Traditionelle Methoden der Stahlherstellung, die stark von fossilen Brennstoffen abhängig sind, sind ökologisch nicht mehr nachhaltig. Die Branche steht unter zunehmendem Druck, ihren CO2-Fußabdruck zu reduzieren und gleichzeitig die Produktionseffizienz und Wirtschaftlichkeit aufrechtzuerhalten.
- Integration erneuerbarer Energien:Umstellung von Kohle und Erdgas auf Wind-, Solar- und Wasserkraft zur Deckung des Produktionsenergiebedarfs.
- Wasserstoffbasierte Direktreduktion:Ersetzen von Erdgas durch grünen Wasserstoff in Eisenerzreduktionsprozessen.
- Altmetallrecycling:Maximierung der Verwendung von recyceltem Stahl, um die Abhängigkeit von Neumaterialien zu verringern.
- Kohlenstoffabscheidungssysteme:Implementierung fortschrittlicher Technologien zur Erfassung und Speicherung von Restemissionen.
- Lichtbogenöfen:Einführung effizienterer Schmelztechnologien mit geringerer Umweltbelastung.
Die Umstellung auf eine nachhaltige Stahlproduktion erfordert koordinierte Anstrengungen verschiedener Disziplinen:
Entwicklung maßgeschneiderter Roadmaps für Emissionsreduktionsziele, Zeitpläne für die Technologieeinführung und betriebliche Änderungen, die auf einzelne Produktionsanlagen zugeschnitten sind.
Durchführung gründlicher Folgenabschätzungen, Erstellung von Sicherheitsprotokollen und Bewältigung regulatorischer Anforderungen für neue Produktionsmethoden.
Entwurf und Ausführung von Anlagenmodifikationen mit Fachwissen in den Bereichen Verfahrenstechnik, Geräteauswahl und Infrastrukturanpassung.
Optimierung bestehender Prozesse zur Verbesserung der Effizienz bei gleichzeitiger Reduzierung des Ressourcenverbrauchs und der Abfallerzeugung.
Grüner Wasserstoff, der durch Elektrolyse mit erneuerbarem Strom erzeugt wird, erweist sich als bahnbrechende Lösung für die Dekarbonisierung der Stahlproduktion.
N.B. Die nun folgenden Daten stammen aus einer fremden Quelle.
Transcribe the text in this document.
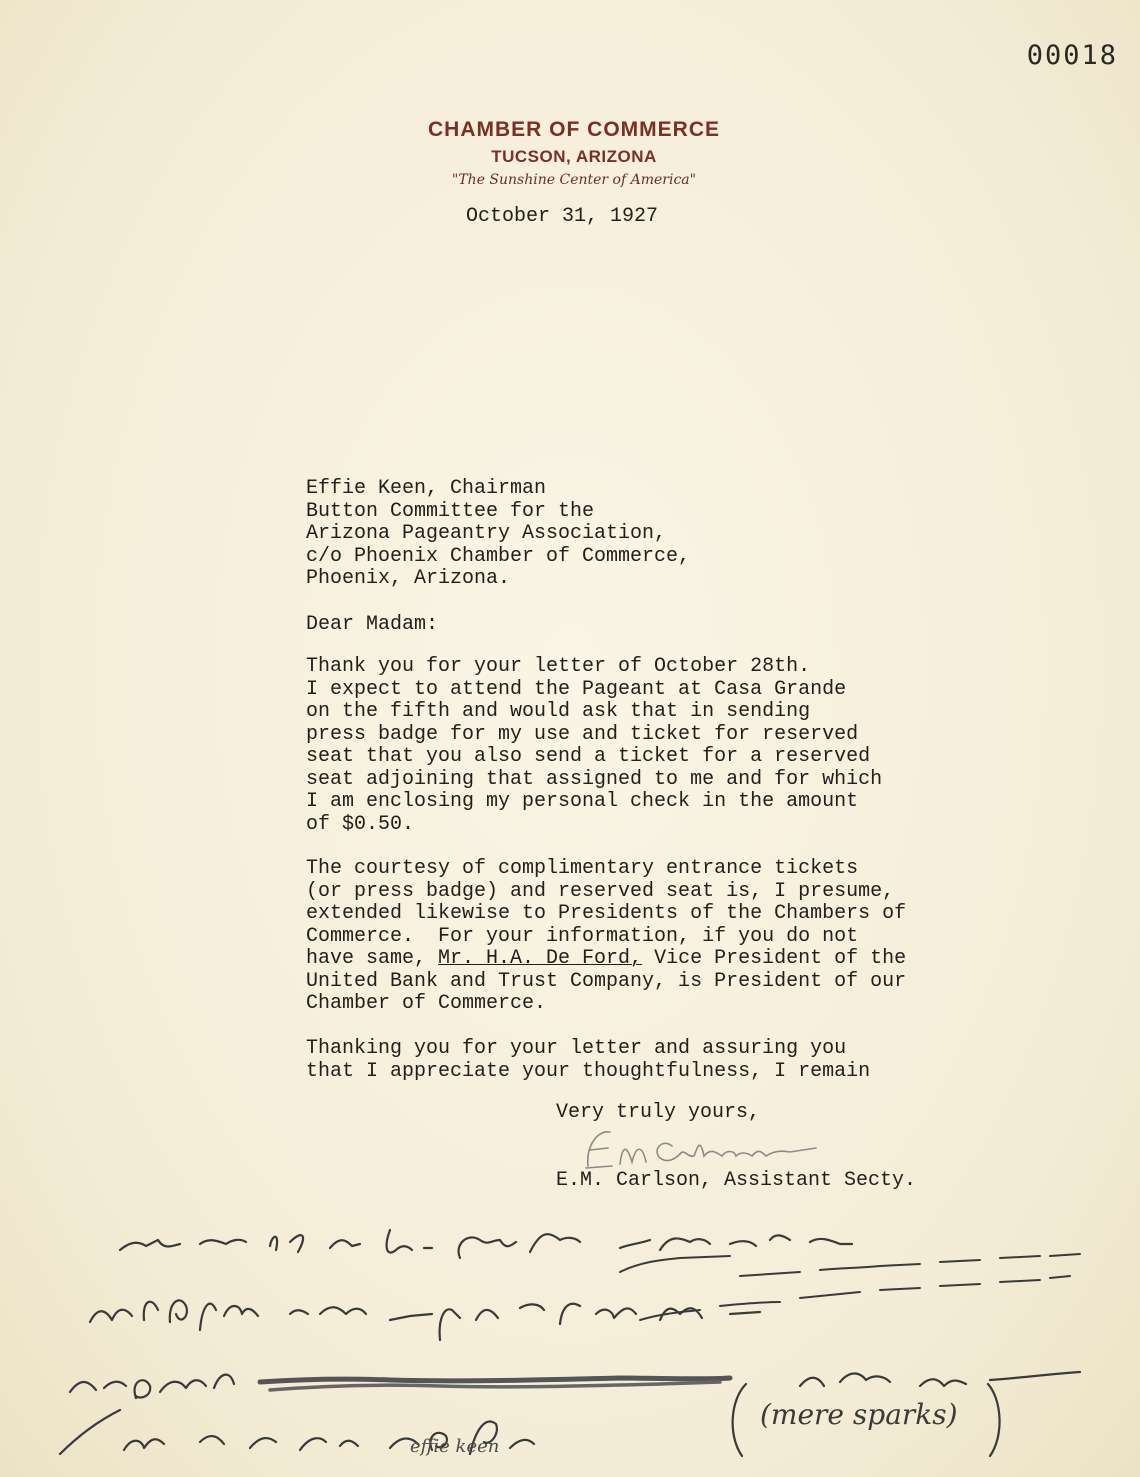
00018
CHAMBER OF COMMERCE
TUCSON, ARIZONA
"The Sunshine Center of America"
October 31, 1927
Effie Keen, Chairman
Button Committee for the
Arizona Pageantry Association,
c/o Phoenix Chamber of Commerce,
Phoenix, Arizona.
Dear Madam:
Thank you for your letter of October 28th.
I expect to attend the Pageant at Casa Grande
on the fifth and would ask that in sending
press badge for my use and ticket for reserved
seat that you also send a ticket for a reserved
seat adjoining that assigned to me and for which
I am enclosing my personal check in the amount
of $0.50.
The courtesy of complimentary entrance tickets
(or press badge) and reserved seat is, I presume,
extended likewise to Presidents of the Chambers of
Commerce.  For your information, if you do not
have same, Mr. H.A. De Ford, Vice President of the
United Bank and Trust Company, is President of our
Chamber of Commerce.
Thanking you for your letter and assuring you
that I appreciate your thoughtfulness, I remain
Very truly yours,
E.M. Carlson, Assistant Secty.
(mere sparks)
effie keen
Die Technologie ermöglicht eine saubere Reduktion von Eisenerz bei gleichzeitiger Eliminierung von Prozessemissionen.
Der Übergang zu grünem Stahl erstreckt sich bis zur Rohstoffbeschaffung und erfordert eine verbesserte Ressourceneffizienz und eine Minimierung der Umweltbelastung in der gesamten Lieferkette.
Fortschrittliche Überwachungssysteme und Datenanalysen spielen eine immer wichtigere Rolle bei der Optimierung des Energieverbrauchs, der Vorhersage des Wartungsbedarfs und der Verbesserung der Gesamtproduktionseffizienz.
Der Wandel der Stahlindustrie stellt eine der bedeutendsten Chancen für die industrielle Dekarbonisierung dar. Mit zunehmender Reife und Skalierung der Technologien versprechen umweltfreundlichere Stahlproduktionsmethoden, die wesentliche Rolle des Materials in der modernen Infrastruktur beizubehalten und gleichzeitig die Umweltbelastung drastisch zu reduzieren.